Many of the businesses that sign up say they were previously giving surplus food to employees or putting it in the green bin for composting, Soteroff said. Some were using creative methods to recycle food, such as using leftover bread to make bread pudding or use in beer, she said.

“If you have something that you know people are producing the same types of food every day, a lot of the time there isn’t a way to be able to upcycle that or to recycle it to employees,” Soteroff said.

The company encourages businesses to donate anything they can to charity, but Soteroff said there are limitations to what can be donated. Sometimes charities only accept large quantities, or don’t have someone available to pick up surplus food each day for donation.

“A lot of charities don’t take just one-off donations of three or four croissants. They might take 200, but a lot of surplus food doesn’t come in that bulk quantity,” she said.

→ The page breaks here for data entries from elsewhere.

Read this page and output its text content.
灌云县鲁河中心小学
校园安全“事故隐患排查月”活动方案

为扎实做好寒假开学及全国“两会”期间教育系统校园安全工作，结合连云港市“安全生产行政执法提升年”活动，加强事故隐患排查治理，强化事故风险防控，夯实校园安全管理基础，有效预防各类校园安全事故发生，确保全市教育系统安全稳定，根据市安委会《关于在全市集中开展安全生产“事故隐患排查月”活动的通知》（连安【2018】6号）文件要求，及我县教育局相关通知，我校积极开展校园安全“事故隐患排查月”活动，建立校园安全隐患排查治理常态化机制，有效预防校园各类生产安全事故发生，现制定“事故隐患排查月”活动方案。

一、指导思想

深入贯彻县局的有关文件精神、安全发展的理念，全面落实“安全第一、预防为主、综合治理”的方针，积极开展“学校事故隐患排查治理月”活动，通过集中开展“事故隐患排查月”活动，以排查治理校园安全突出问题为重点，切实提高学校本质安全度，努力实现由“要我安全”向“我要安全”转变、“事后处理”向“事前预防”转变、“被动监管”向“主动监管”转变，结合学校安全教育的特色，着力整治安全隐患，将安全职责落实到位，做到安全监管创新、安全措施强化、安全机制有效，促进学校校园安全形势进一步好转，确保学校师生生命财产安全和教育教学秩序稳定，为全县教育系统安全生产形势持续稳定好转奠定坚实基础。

There are 60 businesses in Victoria signed as of the app’s launch on Thursday, including Discovery Café and Yonni’sDoughnuts, 2% Jazz Coffee and 12 7-Eleven locations.

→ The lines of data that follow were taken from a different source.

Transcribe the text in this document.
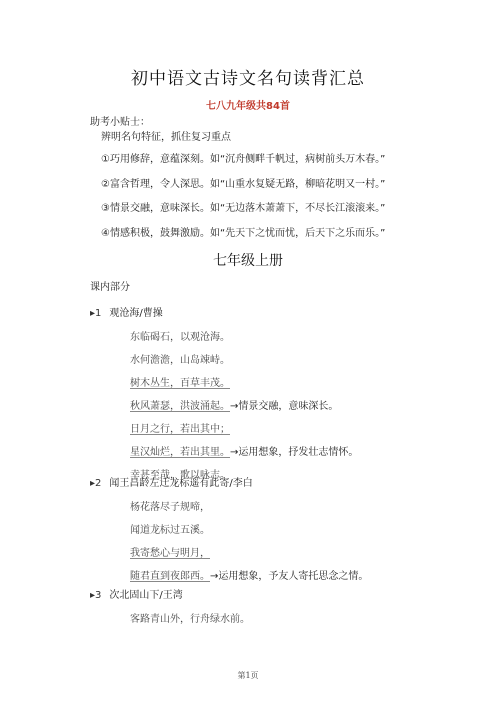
初中语文古诗文名句读背汇总
七八九年级共84首
助考小贴士：
辨明名句特征，抓住复习重点
①巧用修辞，意蕴深刻。如“沉舟侧畔千帆过，病树前头万木春。”
②富含哲理，令人深思。如“山重水复疑无路，柳暗花明又一村。”
③情景交融，意味深长。如“无边落木萧萧下，不尽长江滚滚来。”
④情感积极，鼓舞激励。如“先天下之忧而忧，后天下之乐而乐。”
七年级上册
课内部分
▸1 观沧海/曹操
东临碣石，以观沧海。
水何澹澹，山岛竦峙。
树木丛生，百草丰茂。
秋风萧瑟，洪波涌起。→情景交融，意味深长。
日月之行，若出其中；
星汉灿烂，若出其里。→运用想象，抒发壮志情怀。
幸甚至哉，歌以咏志。
▸2 闻王昌龄左迁龙标遥有此寄/李白
杨花落尽子规啼，
闻道龙标过五溪。
我寄愁心与明月，
随君直到夜郎西。→运用想象，予友人寄托思念之情。
▸3 次北固山下/王湾
客路青山外，行舟绿水前。
第1页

Kara Mudry, director of operations for Discovery Coffee and Yonni’s Doughnuts, said when she was approached by Too Good To Go, her first thought was: “Why not?”

“The idea of being able to recoup some of our costs made a lot of sense, and being able to utilize those doughnuts instead of them going to waste seemed great,” she said.

The company has been piloting the program for a few weeks, offering up bags of doughnuts and muffins a few days a week, and Mudry said she has been surprised by the quick uptake by customers. “Every day that we put them up, people purchase them.”

They continue to donate roughly the same amount of doughnuts as they were previously, but now Mudry is becoming more organized with day-old products to ensure anything that was going to end up in a green bin can be sold through the app, she said.

Sam Jones, owner of 2% Jazz Coffee, said he was shocked when he posted his first bag on the app and it sold in two minutes. Jones said he’s putting products on the app that he would have previously sold as day-olds, something he prefers not to do, because he wants baked goods to be enjoyed fresh.

Knowing that he has an option to sell off surplus products, Jones said he’s willing to make more when bakery cases are running low. “Now I can keep my case nice and full and I know that if there’s any extra someone’s going to eat it, and I’m going to get my costs covered for it,” he said.